Taking a multiscale model into account allowed us to study the effects of varying extracellular mineral contents and vascular porosities on viscoelastic behaviour of bone material. As expected, enlarging the mineral content resulted in an increase of the relaxation modulus, enlarging the vascular porosity resulted in a decrease of the relaxation modulus. The creep compliance reduced as the mineral content increased, which could be explained by the distribution of the applied load on the single hydroxyapatite needles. An unequally fast decrease in the creep compliance in longitudinal and transverse directions could be attributed to the contribution of molecular collagen to load transfer. The question could be raised whether the few experimental results reported here could not have been represented by a simpler model with fewer homogenisations steps. While the answer is potentially ‘yes’, this was not the purpose of the work described herein. We are interested in the general understanding of the mechanical phenomena occurring in bone micro- and nanostructures; and in the present work, we have tackled the question whether the multiscale scheme for bone as given in Figure 2, which has been successfully validated by means of dehydration/demineralisation tests, diffraction tests, microscopic data and ultrasonic tests at different frequencies, as well as by quasi-static tests for elasticity and strength, see (Hellmich and Ulm 2003; Fritsch et al. 2007; Fritsch et al. 2009; Vuong and Hellmich 2011), would also be valid for bone creep, by just introducing tissue independent, ‘universal’ viscous properties related to sliding along interfaces of layered water. The first results shown here are affirmative.
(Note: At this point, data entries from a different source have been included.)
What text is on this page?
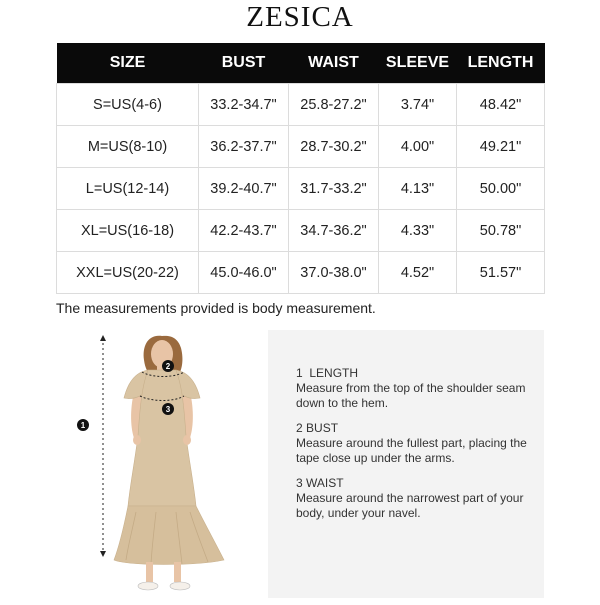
ZESICA
SIZE	BUST	WAIST	SLEEVE	LENGTH
S=US(4-6)	33.2-34.7"	25.8-27.2"	3.74"	48.42"
M=US(8-10)	36.2-37.7"	28.7-30.2"	4.00"	49.21"
L=US(12-14)	39.2-40.7"	31.7-33.2"	4.13"	50.00"
XL=US(16-18)	42.2-43.7"	34.7-36.2"	4.33"	50.78"
XXL=US(20-22)	45.0-46.0"	37.0-38.0"	4.52"	51.57"
The measurements provided is body measurement.
1
2
3
1 LENGTH
Measure from the top of the shoulder seam down to the hem.
2 BUST
Measure around the fullest part, placing the tape close up under the arms.
3 WAIST
Measure around the narrowest part of your body, under your navel.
Our work should also help to better understand, how bone works mechanically in the course of time. Especially, the ability of relaxation behaviour to reduce stress concentrations, which occur at microcracks, bone fractures or fixations of implants, for example, is of interest, in order to optimise, e.g. the treatment after bone fractures or fixation techniques. Another important area is that of mechanobiology where the time dependent, viscoelastic behaviour of bone potentially alters the characteristic times of remodelling events significantly (Lemaire et al. 2004).
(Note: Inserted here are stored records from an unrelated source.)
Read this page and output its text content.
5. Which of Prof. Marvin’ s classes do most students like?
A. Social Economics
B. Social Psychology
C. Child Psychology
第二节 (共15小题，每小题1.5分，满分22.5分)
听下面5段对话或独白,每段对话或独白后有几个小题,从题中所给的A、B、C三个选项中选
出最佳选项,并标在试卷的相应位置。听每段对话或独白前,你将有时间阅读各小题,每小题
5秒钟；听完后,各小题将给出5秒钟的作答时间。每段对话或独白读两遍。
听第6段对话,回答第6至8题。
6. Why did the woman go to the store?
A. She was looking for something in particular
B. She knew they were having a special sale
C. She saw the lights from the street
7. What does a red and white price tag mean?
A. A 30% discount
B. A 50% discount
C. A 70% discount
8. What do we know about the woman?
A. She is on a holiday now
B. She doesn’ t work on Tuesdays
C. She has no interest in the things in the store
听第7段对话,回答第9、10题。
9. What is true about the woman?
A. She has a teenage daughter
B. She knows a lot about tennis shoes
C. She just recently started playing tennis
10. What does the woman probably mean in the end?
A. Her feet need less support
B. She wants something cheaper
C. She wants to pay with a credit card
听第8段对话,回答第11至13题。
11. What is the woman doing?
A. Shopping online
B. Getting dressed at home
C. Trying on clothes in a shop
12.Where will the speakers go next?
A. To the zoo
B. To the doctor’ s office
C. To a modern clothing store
Because of lack of long-term experimental data, only bovine tibia was examined in this work. Investigating the viscoelastic behaviour inherent to other bones of other species emerges as interesting task of further research. In this context, enlargement of the very scarce experimental data base should be a central issue, by expanding well-designed experimental protocols both at the macroscale (Brynk et al. 2011) and at the microscale (Han et al. 2011), to creep and relaxation tests.